Leader and Mental Health

Seorang manager melaporkan bahwa ada anak buahnya yang potensial mengajukan pengunduran diri. Tentu saja dia tidak menyangka, karena selama enam bulan ini pekerjaannya bagus, Tidak terdengar keluhan sama sekali. Manager ini menyayangkan karena pengalamannya sudah cukup bagus sebagai seorang sales. Terbukti banyak klien yang puas dengan pendekatannya. 

Sang manager ini sudah berusaha untuk menggali alasannya resign, namun hanya ada satu kata yang bisa dia tangkap. "Exhausted". Si anak ini merasa kelelahan dalam bekerja karena tidak memiliki worklife balance. Sabtu minggu ingin sekali mematikan HP, namun dia merasa bersalah apabila melakukannya. Dia ingin memiliki private life. 

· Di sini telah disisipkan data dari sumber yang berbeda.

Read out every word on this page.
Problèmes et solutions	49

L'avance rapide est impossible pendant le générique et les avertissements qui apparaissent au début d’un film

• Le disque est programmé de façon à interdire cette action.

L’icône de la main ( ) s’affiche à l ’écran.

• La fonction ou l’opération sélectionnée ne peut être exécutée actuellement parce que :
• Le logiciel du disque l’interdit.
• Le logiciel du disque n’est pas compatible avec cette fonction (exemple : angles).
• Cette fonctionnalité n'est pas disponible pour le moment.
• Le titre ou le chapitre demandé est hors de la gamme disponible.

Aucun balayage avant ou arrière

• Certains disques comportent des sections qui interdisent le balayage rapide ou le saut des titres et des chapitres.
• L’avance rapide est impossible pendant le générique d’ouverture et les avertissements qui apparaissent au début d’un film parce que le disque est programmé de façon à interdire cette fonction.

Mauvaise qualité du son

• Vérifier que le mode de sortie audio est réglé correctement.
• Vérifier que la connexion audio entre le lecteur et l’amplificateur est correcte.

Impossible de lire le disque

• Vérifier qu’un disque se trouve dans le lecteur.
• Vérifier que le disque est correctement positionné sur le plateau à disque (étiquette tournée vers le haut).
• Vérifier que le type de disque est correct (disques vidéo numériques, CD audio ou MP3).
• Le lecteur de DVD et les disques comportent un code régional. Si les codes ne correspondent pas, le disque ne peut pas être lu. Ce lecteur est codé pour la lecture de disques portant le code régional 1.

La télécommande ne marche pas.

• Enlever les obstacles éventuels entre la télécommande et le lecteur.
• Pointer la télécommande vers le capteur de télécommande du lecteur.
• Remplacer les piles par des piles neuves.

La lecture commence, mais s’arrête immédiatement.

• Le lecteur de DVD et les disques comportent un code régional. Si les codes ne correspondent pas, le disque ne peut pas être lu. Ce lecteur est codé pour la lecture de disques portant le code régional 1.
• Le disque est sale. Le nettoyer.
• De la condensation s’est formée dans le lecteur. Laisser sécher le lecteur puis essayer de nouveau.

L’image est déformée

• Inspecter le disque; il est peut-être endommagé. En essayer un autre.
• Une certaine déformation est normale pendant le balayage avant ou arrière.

Dengan berat hati, sang manager mengatakan bahwa kalau memang sudah dipertimbangkan dengan matang, maka hal ini akan dia ajukan ke atasannya. 

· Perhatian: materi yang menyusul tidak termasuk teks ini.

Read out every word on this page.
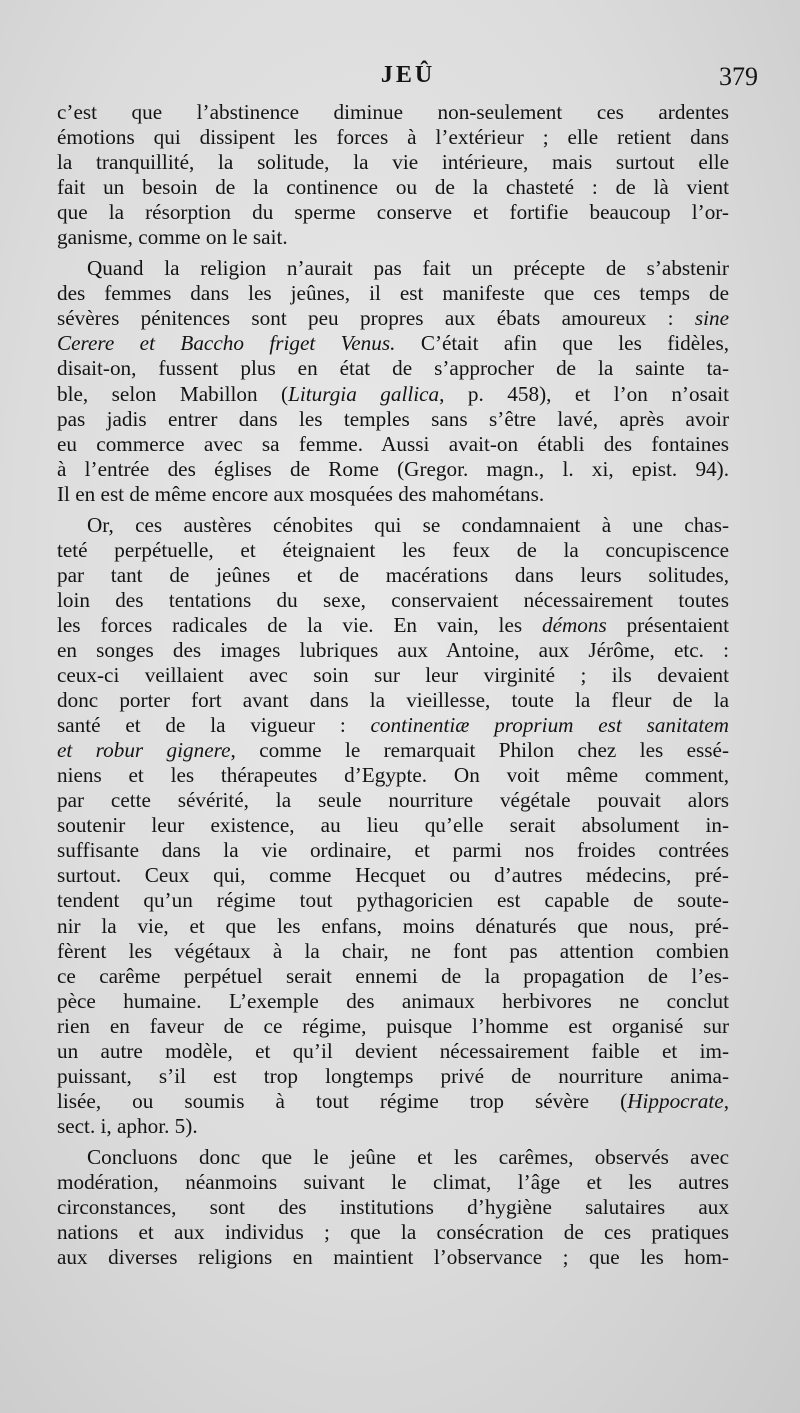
JEÛ	379
c’est que l’abstinence diminue non-seulement ces ardentes
émotions qui dissipent les forces à l’extérieur ; elle retient dans
la tranquillité, la solitude, la vie intérieure, mais surtout elle
fait un besoin de la continence ou de la chasteté : de là vient
que la résorption du sperme conserve et fortifie beaucoup l’or-
ganisme, comme on le sait.
Quand la religion n’aurait pas fait un précepte de s’abstenir
des femmes dans les jeûnes, il est manifeste que ces temps de
sévères pénitences sont peu propres aux ébats amoureux : sine
Cerere et Baccho friget Venus. C’était afin que les fidèles,
disait-on, fussent plus en état de s’approcher de la sainte ta-
ble, selon Mabillon (Liturgia gallica, p. 458), et l’on n’osait
pas jadis entrer dans les temples sans s’être lavé, après avoir
eu commerce avec sa femme. Aussi avait-on établi des fontaines
à l’entrée des églises de Rome (Gregor. magn., l. xi, epist. 94).
Il en est de même encore aux mosquées des mahométans.
Or, ces austères cénobites qui se condamnaient à une chas-
teté perpétuelle, et éteignaient les feux de la concupiscence
par tant de jeûnes et de macérations dans leurs solitudes,
loin des tentations du sexe, conservaient nécessairement toutes
les forces radicales de la vie. En vain, les démons présentaient
en songes des images lubriques aux Antoine, aux Jérôme, etc. :
ceux-ci veillaient avec soin sur leur virginité ; ils devaient
donc porter fort avant dans la vieillesse, toute la fleur de la
santé et de la vigueur : continentiæ proprium est sanitatem
et robur gignere, comme le remarquait Philon chez les essé-
niens et les thérapeutes d’Egypte. On voit même comment,
par cette sévérité, la seule nourriture végétale pouvait alors
soutenir leur existence, au lieu qu’elle serait absolument in-
suffisante dans la vie ordinaire, et parmi nos froides contrées
surtout. Ceux qui, comme Hecquet ou d’autres médecins, pré-
tendent qu’un régime tout pythagoricien est capable de soute-
nir la vie, et que les enfans, moins dénaturés que nous, pré-
fèrent les végétaux à la chair, ne font pas attention combien
ce carême perpétuel serait ennemi de la propagation de l’es-
pèce humaine. L’exemple des animaux herbivores ne conclut
rien en faveur de ce régime, puisque l’homme est organisé sur
un autre modèle, et qu’il devient nécessairement faible et im-
puissant, s’il est trop longtemps privé de nourriture anima-
lisée, ou soumis à tout régime trop sévère (Hippocrate,
sect. i, aphor. 5).
Concluons donc que le jeûne et les carêmes, observés avec
modération, néanmoins suivant le climat, l’âge et les autres
circonstances, sont des institutions d’hygiène salutaires aux
nations et aux individus ; que la consécration de ces pratiques
aux diverses religions en maintient l’observance ; que les hom-
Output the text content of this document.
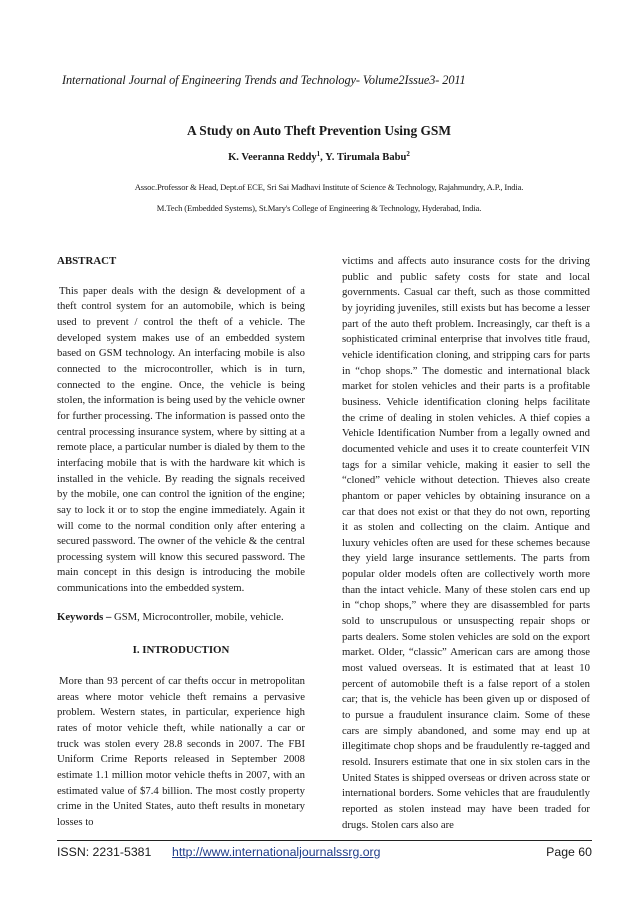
International Journal of Engineering Trends and Technology- Volume2Issue3- 2011
A Study on Auto Theft Prevention Using GSM
K. Veeranna Reddy$^1$, Y. Tirumala Babu$^2$
Assoc.Professor & Head, Dept.of ECE, Sri Sai Madhavi Institute of Science & Technology, Rajahmundry, A.P., India.
M.Tech (Embedded Systems), St.Mary's College of Engineering & Technology, Hyderabad, India.

ABSTRACT

This paper deals with the design & development of a theft control system for an automobile, which is being used to prevent / control the theft of a vehicle. The developed system makes use of an embedded system based on GSM technology. An interfacing mobile is also connected to the microcontroller, which is in turn, connected to the engine. Once, the vehicle is being stolen, the information is being used by the vehicle owner for further processing. The information is passed onto the central processing insurance system, where by sitting at a remote place, a particular number is dialed by them to the interfacing mobile that is with the hardware kit which is installed in the vehicle. By reading the signals received by the mobile, one can control the ignition of the engine; say to lock it or to stop the engine immediately. Again it will come to the normal condition only after entering a secured password. The owner of the vehicle & the central processing system will know this secured password. The main concept in this design is introducing the mobile communications into the embedded system.

Keywords – GSM, Microcontroller, mobile, vehicle.

I. INTRODUCTION

More than 93 percent of car thefts occur in metropolitan areas where motor vehicle theft remains a pervasive problem. Western states, in particular, experience high rates of motor vehicle theft, while nationally a car or truck was stolen every 28.8 seconds in 2007. The FBI Uniform Crime Reports released in September 2008 estimate 1.1 million motor vehicle thefts in 2007, with an estimated value of $7.4 billion. The most costly property crime in the United States, auto theft results in monetary losses to

victims and affects auto insurance costs for the driving public and public safety costs for state and local governments. Casual car theft, such as those committed by joyriding juveniles, still exists but has become a lesser part of the auto theft problem. Increasingly, car theft is a sophisticated criminal enterprise that involves title fraud, vehicle identification cloning, and stripping cars for parts in “chop shops.” The domestic and international black market for stolen vehicles and their parts is a profitable business. Vehicle identification cloning helps facilitate the crime of dealing in stolen vehicles. A thief copies a Vehicle Identification Number from a legally owned and documented vehicle and uses it to create counterfeit VIN tags for a similar vehicle, making it easier to sell the “cloned” vehicle without detection. Thieves also create phantom or paper vehicles by obtaining insurance on a car that does not exist or that they do not own, reporting it as stolen and collecting on the claim. Antique and luxury vehicles often are used for these schemes because they yield large insurance settlements. The parts from popular older models often are collectively worth more than the intact vehicle. Many of these stolen cars end up in “chop shops,” where they are disassembled for parts sold to unscrupulous or unsuspecting repair shops or parts dealers. Some stolen vehicles are sold on the export market. Older, “classic” American cars are among those most valued overseas. It is estimated that at least 10 percent of automobile theft is a false report of a stolen car; that is, the vehicle has been given up or disposed of to pursue a fraudulent insurance claim. Some of these cars are simply abandoned, and some may end up at illegitimate chop shops and be fraudulently re-tagged and resold. Insurers estimate that one in six stolen cars in the United States is shipped overseas or driven across state or international borders. Some vehicles that are fraudulently reported as stolen instead may have been traded for drugs. Stolen cars also are

ISSN: 2231-5381 http://www.internationaljournalssrg.org	Page 60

Saya tidak terlalu mengenal karyawan ini secara personal, tapi saya tahu bahwa dia memiliki potensi yang besar sebagai seorang sales representative. Basic mindsetnya senada dengan visi dan misi perusahaan. Tidak dipungkiri bahwa ada satu dua posisi yang tidak memiliki batasan yang jelas antara worklife and private life. Secara tidak sadar, itu menyebabkan kelelahan di dalam jiwa. Percaya ataupun tidak, tapi hal tersebut bisa membahayakan kesehatan mental seseorang. 

Kali ini saya berinisiatif menghubungi karyawan tersebut, menanyakan kabar, dan mengatakan bahwa saya kaget mendapat kabar bahwa dia akan mengundurkan diri. Saya mengatakan yang sejujurnya bahwa ia memiliki potensi besar, setidaknya menurut pandangan saya pribadi. Lalu saya meminta ijin untuk berbicara via telepon untuk berbincang-bincang ringan mengenai permohonannya. Tak berapa lama dia pun membalas, dan mengiyakan. 

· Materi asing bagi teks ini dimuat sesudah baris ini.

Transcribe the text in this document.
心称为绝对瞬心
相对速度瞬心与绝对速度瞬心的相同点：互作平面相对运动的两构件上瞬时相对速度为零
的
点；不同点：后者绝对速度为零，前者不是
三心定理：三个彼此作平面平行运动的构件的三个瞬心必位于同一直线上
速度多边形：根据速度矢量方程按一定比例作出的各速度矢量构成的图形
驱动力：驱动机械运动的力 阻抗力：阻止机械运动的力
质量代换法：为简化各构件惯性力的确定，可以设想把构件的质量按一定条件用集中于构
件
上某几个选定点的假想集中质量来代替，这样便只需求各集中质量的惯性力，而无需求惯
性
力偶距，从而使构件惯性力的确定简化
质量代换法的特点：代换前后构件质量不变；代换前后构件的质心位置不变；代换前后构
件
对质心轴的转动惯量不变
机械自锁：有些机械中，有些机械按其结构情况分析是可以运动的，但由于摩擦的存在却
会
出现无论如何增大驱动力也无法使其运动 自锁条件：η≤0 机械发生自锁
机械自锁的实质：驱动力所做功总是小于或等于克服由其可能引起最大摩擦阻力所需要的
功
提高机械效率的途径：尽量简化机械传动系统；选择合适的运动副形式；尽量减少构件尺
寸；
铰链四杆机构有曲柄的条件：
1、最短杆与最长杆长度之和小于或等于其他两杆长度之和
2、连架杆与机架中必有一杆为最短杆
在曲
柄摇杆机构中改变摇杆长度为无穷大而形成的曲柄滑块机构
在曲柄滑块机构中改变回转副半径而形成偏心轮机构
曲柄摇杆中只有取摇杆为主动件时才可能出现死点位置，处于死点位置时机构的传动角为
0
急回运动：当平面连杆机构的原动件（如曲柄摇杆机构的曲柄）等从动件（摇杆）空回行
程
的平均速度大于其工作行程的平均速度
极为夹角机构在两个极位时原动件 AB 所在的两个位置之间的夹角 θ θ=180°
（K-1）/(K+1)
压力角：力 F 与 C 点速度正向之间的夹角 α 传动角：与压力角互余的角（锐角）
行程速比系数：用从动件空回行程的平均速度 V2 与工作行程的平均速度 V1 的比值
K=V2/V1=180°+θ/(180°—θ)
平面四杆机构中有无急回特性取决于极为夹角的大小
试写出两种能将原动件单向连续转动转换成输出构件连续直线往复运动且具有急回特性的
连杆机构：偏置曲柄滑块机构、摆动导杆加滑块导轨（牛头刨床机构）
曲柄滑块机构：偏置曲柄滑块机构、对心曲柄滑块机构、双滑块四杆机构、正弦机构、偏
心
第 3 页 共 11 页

Benarlah bahwa dia mengalami kelelahan jiwa. Saya mencoba menggali apa saja yang selama ini menjadi beban pikirannya. Personally, saya ingin tahu apa permasalahannya, dan apa yang bisa kulakukan untuknya. Perbincangan yang awalnya hanya 30 menit, akhirnya menjadi 60 menit. Saya memposisikan diri sebagai seorang psikolog. 

Di akhir sesi percakapan, dia berterimakasih padaku bahwa tidak banyak leader yang mau dengan tulus memahami sudut pandang karyawannya. Dia banyak menemukan leader yang mau menerima feedback apabila telah mencapai target. Dia juga banyak melihat leader yang seolah ingin membantu, namun tidak menjadi pendengar yang baik. Tidak mendengarkan sama sekali. Namun dia berterimakasih, dari awal dia bergabung, saya mau mendengarkan dengan seksama, mencatat, mengklarifikasi, dan mensummary. Dia merasa dihargai, dan merasa didengarkan. 

Saya senang setidaknya bisa sedikit meringankan beban jiwanya. Sesederhana mendengarkan dengan penuh empati. Saya mengatakan padanya, saya akan sedih jika dia tetap pergi. Saya berharap, dia mampu mempertimbangkan kembali keputusannya. Meskipun saya tidak bisa memaksakan apapun.

- a leader - 

Leader dipilih bukan hanya untuk mengejar target profit, tapi juga untuk membuat karyawannya merasa secure, baik jiwa dan raga.